Para los pastores, el pesebre era un instrumento de trabajo muy común. De algún modo, es como si a nosotros hoy el ángel nos dijera que el niño nos espera en la mesa de la oficina, en el taller o en el coche. Por eso los pastores quedarían un poco extrañados. El mismo pesebre que ellos llenaban todos los días de alimento para las ovejas ahora serviría para recostar al Hijo de Dios. Puesto en un lugar que sirve para comer, nos adelanta que ha venido a entregarse como alimento por cada uno de nosotros: «Dios se hace pequeño para ser nuestro alimento. Nutriéndonos de él, Pan de Vida, podemos renacer en el amor y romper la espiral de la avidez y la codicia. (…) Ante el pesebre, comprendemos que lo que alimenta la vida no son los bienes, sino el amor; no es la voracidad, sino la caridad; no es la abundancia ostentosa, sino la sencillez que se ha de preservar[5]».
Conquistar a María
Después del anuncio, los pastores «fueron presurosos y encontraron a María y a José y al niño reclinado en el pesebre» (Lc 2,16). Es lógico que en este versículo el evangelista nombre primero a María, antes que a José... ¡y antes que a Jesús! Cuando nace un niño la madre no quita los ojos de él. Si queremos acariciarlo, le pedimos permiso a ella. Los pastores tenían que conquistar la simpatía de María para acercarse al niño. Sí, habían traído lo que tenían a mano en ese momento: un poco de comida, algo de abrigo, una oveja… Pero, ¿qué era todo aquello cuando delante se encuentra el Rey de Reyes? Podía parecer insignificante, pero María, como buena madre, mira sobre todo el cariño con que han ofrecido estos regalos. Y los pastores, después de haberse ganado a la Madre de Dios, se acercarían al niño y dirían algo parecido a lo que repetía san Josemaría: «Miro a Dios reclinado en un lugar donde no viven más que las bestias, y exclamo: Jesús, ¿dónde está tu realeza? Hijo mío, ¿has visto la grandeza de Dios que se ha hecho Niño? Porque su Padre es Dios, y sus criados, las criaturas angélicas. Y está aquí, en un pesebre, en pañales...» [6].
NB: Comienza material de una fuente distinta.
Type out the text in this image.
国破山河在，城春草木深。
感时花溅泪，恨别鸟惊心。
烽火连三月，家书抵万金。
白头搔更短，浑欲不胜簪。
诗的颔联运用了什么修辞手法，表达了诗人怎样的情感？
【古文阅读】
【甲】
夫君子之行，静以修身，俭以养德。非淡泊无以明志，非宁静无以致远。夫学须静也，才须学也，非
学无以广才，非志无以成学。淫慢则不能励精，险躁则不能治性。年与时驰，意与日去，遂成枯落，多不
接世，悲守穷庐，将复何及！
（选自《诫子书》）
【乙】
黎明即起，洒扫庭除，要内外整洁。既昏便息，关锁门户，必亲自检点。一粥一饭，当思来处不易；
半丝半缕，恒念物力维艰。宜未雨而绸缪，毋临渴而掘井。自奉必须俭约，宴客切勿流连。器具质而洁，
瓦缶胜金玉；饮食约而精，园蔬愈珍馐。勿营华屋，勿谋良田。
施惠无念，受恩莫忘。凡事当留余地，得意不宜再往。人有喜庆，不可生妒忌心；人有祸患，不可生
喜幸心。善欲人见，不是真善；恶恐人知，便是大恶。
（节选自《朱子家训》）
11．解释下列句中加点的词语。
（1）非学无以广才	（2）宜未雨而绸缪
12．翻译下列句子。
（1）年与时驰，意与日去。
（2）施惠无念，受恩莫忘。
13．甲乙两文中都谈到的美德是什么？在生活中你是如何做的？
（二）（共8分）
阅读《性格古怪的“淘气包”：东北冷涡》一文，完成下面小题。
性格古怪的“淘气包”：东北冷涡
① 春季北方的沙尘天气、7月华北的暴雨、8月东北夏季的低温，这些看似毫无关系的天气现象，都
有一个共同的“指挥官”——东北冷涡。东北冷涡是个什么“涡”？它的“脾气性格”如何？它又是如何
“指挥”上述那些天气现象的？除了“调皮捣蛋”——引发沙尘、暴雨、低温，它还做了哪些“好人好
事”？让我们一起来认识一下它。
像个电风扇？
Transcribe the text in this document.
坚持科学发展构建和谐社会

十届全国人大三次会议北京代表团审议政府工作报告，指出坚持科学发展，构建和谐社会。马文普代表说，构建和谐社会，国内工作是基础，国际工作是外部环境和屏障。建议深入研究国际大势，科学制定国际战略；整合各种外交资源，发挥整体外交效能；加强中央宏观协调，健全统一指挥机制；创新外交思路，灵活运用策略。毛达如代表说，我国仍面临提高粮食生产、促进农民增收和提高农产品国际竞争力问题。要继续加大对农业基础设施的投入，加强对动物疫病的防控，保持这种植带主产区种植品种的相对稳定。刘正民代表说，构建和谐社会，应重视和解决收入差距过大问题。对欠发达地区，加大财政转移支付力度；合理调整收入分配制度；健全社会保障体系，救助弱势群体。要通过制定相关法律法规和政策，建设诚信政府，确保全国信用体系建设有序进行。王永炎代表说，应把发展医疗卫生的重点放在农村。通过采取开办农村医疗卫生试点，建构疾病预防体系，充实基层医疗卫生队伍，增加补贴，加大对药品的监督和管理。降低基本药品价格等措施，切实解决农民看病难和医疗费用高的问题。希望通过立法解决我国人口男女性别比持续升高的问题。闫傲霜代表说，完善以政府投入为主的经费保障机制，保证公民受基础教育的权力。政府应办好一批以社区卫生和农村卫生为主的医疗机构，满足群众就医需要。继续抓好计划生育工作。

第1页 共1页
Los pastores no olvidarían nunca lo que vivieron en esa velada. Nada les hacía presagiar, cuando comenzaron una noche más de trabajo, las maravillas de las que iban a ser testigos. Un ángel se les había aparecido y juntos habían ido a adorar al Mesías recién nacido. Por eso, no extraña lo que se recoge al final del relato, después de haber estado con la Sagrada Familia: «Reconocieron las cosas que les habían sido anunciadas sobre este niño. Y todos los que lo oyeron se maravillaron de cuanto los pastores les habían dicho» (Lc 2,17-18).
Esos hombres sencillos, acostumbrados solamente a lidiar con los animales más despreciados, se han convertido en anunciadores de la venida del Salvador. Ver al niño ha obrado en ellos un cambio que, a primera vista, parecía imposible. Ellos no habían recibido una formación específica para proclamar la Palabra, y probablemente sus conocimientos de las Escrituras fueran bastante limitados. Pero es precisamente en la sencillez de los pastores donde se hizo viva la potencia del Señor, «porque lo necio de Dios es más sabio que los hombres, y lo débil de Dios es más fuerte que los hombres» (1Cor 1,25). Los pastores no necesitaban de grandes dotes para hablar del niño: bastaba transmitir el encuentro personal que habían tenido con él.
[1] Cfr. Michele Loconsole, Quando è nato Gesù?, Ediciones San Pablo, 2011.
[2] Benedicto XVI, Ángelus, 31-X-2010.
[3] Francisco, Audiencia, 22-XII-2021.
[4] Es Cristo que pasa, n. 3.
[5] Francisco, Homilía 24-XII-2018.
[6] San Josemaría, Meditación, 6-I-1956.